Scientists find new clues that dark matter may be made of dark photons

2D projection of the cosmic web as obtained from a supercomputer simulation. Credit: Dr. Ewald Puchwein and the Sherwood-Relics collaboration

Dark matter could consist of ultralight dark photons that have heated our universe: this is the new scenario proposed in a study recently published in Physical Review Letters. According to the authors, this hypothesis is in excellent agreement with observations made by the Cosmic Origin Spectrograph (COS) aboard the Hubble Space Telescope, which takes measurements of the “cosmic web”, the intricate and tenuous network of filaments that fills the space between galaxies.

Data collected by COS suggests that intergalactic cosmic filaments are hotter than predicted by hydrodynamic simulations of the Standard Model of structure formation.

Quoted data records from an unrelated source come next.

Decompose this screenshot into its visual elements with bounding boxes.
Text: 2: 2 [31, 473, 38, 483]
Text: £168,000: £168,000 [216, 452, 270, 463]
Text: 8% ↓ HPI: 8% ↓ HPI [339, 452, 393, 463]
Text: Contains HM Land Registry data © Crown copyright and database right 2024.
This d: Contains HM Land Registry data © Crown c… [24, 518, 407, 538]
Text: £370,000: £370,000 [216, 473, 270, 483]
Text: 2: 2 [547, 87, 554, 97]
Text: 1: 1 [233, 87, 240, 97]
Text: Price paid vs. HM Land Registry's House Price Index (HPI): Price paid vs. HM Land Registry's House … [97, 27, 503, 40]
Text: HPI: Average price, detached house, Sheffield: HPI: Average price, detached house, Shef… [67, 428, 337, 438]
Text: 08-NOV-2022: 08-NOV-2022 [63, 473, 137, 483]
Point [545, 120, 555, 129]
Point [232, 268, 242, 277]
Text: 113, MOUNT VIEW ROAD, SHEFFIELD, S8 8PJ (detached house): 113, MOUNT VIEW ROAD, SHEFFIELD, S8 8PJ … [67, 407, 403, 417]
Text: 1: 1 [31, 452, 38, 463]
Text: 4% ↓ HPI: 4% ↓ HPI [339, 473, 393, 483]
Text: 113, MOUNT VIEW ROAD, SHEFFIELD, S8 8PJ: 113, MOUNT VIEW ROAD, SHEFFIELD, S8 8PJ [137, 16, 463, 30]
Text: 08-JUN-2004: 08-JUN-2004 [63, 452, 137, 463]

“Since dark photons would be able to convert to low-frequency photons and heat up cosmic structures,” the scientists explain, “they might well explain experimental information. The study was carried out by SISSA researchers in collaboration with researchers from the universities of Tel Aviv, Nottingham and New York.

Dark photons are good candidates for dark matter

“Dark photons are hypothetical new particles that are the force carriers of a new force in the dark sector, much like the photon is the force carrier of electromagnetism,” explain authors James S. Bolton (University of Notitngham), Andrea Caputo (CERN and Tel Aviv University), Hongwan Liu (New York University) and Matteo Viel (SISSA).

“Unlike the photon, however, they can have mass. In particular, the ultralight dark photon – whose mass is twenty orders of magnitude less than that of the electron – is a good candidate for dark matter. »

Dark photons and ordinary photons are also expected to mix together like the different types of neutrinos, allowing dark matter from the ultralight dark photon to transform into low-frequency photons. These photons will heat the cosmic web but, unlike other heating mechanisms, based on astrophysical processes, such as star formation and galactic winds, this heating process is more diffuse and effective also in regions that are not very dense.

The missing element

Matteo Viel explains: “Usually cosmic filaments have been used to probe the fine-scale properties of dark matter, while in this case we used for the first time data from the low redshift intergalactic medium as a calorimeter, to check if all the heating processes known to us are sufficient to reproduce the data. We found that this is not the case: something is missing, which we model as a contribution produced by the dark photon”.

The work made it possible to identify the mass and the mixing of the dark photon with the photon of the standard model necessary to reconcile the divergence between the observations and the simulation. This effort could lead to further theoretical and observational research to explore the exciting possibility that the dark photon could constitute dark matter.